Centralizing an Oozie connection - 6.1

Talend Real-time Big Data Platform Studio User Guide

EnrichVersion
6.1
EnrichProdName
Talend Real-Time Big Data Platform
task
Data Quality and Preparation
Design and Development
EnrichPlatform
Talend Studio

If you often need to use Oozie scheduler to run and monitor Jobs on top of Hadoop, then you may want to centralize the Oozie settings in the Metadata folder in the Repository tree view.

Prerequisites:

  • Launch the Hadoop distribution you need to use and ensure that you have the proper access permission to that distribution and its Oozie.

  • Create the connection to that Hadoop distribution from the Hadoop cluster node. For further information, see Centralizing a Hadoop connection.

The Oozie scheduler is used to schedule executions of a Job, deploy and run Jobs in HDFS and monitor the executions. To create an Oozie connection, proceed as follows:

  1. Expand the Hadoop cluster node under Metadata in the Repository tree view, right-click the Hadoop connection to be used and select Create Oozie from the contextual menu.

  2. In the connection wizard that opens up, fill in the generic properties of the connection you need create, such as Name, Purpose and Description. The Status field is a customized field you can define in File >Edit project properties.

  3. Click Next when completed. The second step requires you to fill in the Oozie connection data. In the End Point field, the URL of the Oozie web application is automatically constructed with the host name of the NameNode of the Hadoop connection you are using and a default Oozie port number. This web application also allows you to consult the status of the scheduled Job executions in the Oozie Web Console in your web browser.
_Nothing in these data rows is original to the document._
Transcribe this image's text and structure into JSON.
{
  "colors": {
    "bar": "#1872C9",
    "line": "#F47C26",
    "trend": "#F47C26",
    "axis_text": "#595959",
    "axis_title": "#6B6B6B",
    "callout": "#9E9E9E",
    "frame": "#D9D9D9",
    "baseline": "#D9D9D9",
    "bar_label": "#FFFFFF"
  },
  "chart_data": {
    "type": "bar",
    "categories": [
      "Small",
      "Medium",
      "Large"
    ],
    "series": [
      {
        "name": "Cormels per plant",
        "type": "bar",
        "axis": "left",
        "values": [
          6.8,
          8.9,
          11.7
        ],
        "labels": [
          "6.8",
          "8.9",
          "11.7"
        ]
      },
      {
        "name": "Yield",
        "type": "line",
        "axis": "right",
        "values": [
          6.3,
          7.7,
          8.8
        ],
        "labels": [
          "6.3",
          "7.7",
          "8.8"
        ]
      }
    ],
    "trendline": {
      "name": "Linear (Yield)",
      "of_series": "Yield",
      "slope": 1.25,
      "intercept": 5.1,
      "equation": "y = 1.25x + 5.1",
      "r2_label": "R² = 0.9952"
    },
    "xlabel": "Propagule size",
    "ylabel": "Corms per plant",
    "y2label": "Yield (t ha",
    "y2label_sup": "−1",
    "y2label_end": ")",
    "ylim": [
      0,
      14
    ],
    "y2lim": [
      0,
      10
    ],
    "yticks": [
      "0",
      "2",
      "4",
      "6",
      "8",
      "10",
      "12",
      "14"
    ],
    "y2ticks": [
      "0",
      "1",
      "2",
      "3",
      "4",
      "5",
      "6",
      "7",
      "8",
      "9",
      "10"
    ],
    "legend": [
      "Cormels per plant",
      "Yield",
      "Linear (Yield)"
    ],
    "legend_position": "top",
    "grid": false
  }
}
    If the Hadoop distribution you select enables the Kerberos security, the User name field becomes deactivated.

    You can still modify this Oozie URL if necessary.

  4. If you need to use custom configuration for the Hadoop distribution to be used, click the [...] button next to Hadoop properties to open the corresponding properties table and add the property or properties to be customized. Then at runtime, these changes will override the corresponding default properties used by the Studio for its Hadoop engine.

    Note a Parent Hadoop properties table is displayed above the current properties table you are editing. This parent table is read-only and lists the Hadoop properties that have been defined in the wizard of the parent Hadoop connection on which the current Oozie connection is based.

    For further information about the Oozie-related properties of Hadoop, see Apache's Hadoop documentation about Oozie on https://oozie.apache.org/docs, or the documentation of the Hadoop distribution you need to use. For example, the following page lists some of the Oozie-related Hadoop properties: https://oozie.apache.org/docs/4.1.0/AG_HadoopConfiguration.html.

    For further information about how to leverage this properties table, see Setting reusable Hadoop properties.

  5. In the User name field, enter the login user name for Oozie, or leave this field empty to use the anonymous access in which the user name of the client machine is used.

  6. Click Check to verify the connection.

    A message pops up to indicate whether the connection is successful.

  7. Click Finish to validate these changes.

    The created Oozie connection is now available under the Hadoop cluster node in the Repository tree view.

    Note

    This Repository view may vary depending the edition of the Studio you are using.

Then when you configure the Oozie scheduler for a Job in the Oozie scheduler view, you can reuse the centralized Oozie settings.

For further information about how to use Oozie scheduler for a Job, see How to run a Job via Oozie.

If you need to use an environmental context to define the parameters of this connection, click the Export as context button to open the corresponding wizard and make the choice from the following options:

  • Create a new repository context: create this environmental context out of the current Hadoop connection, that is to say, the parameters to be set in the wizard are taken as context variables with the values you have given to these parameters.

  • Reuse an existing repository context: use the variables of a given environmental context to configure the current connection.

If you need to cancel the implementation of the context, click Revert context. Then the values of the context variables being used are directly put in this wizard.

For a step-by-step example about how to use this Export as context feature, see Exporting metadata as context and reusing context parameters to set up a connection.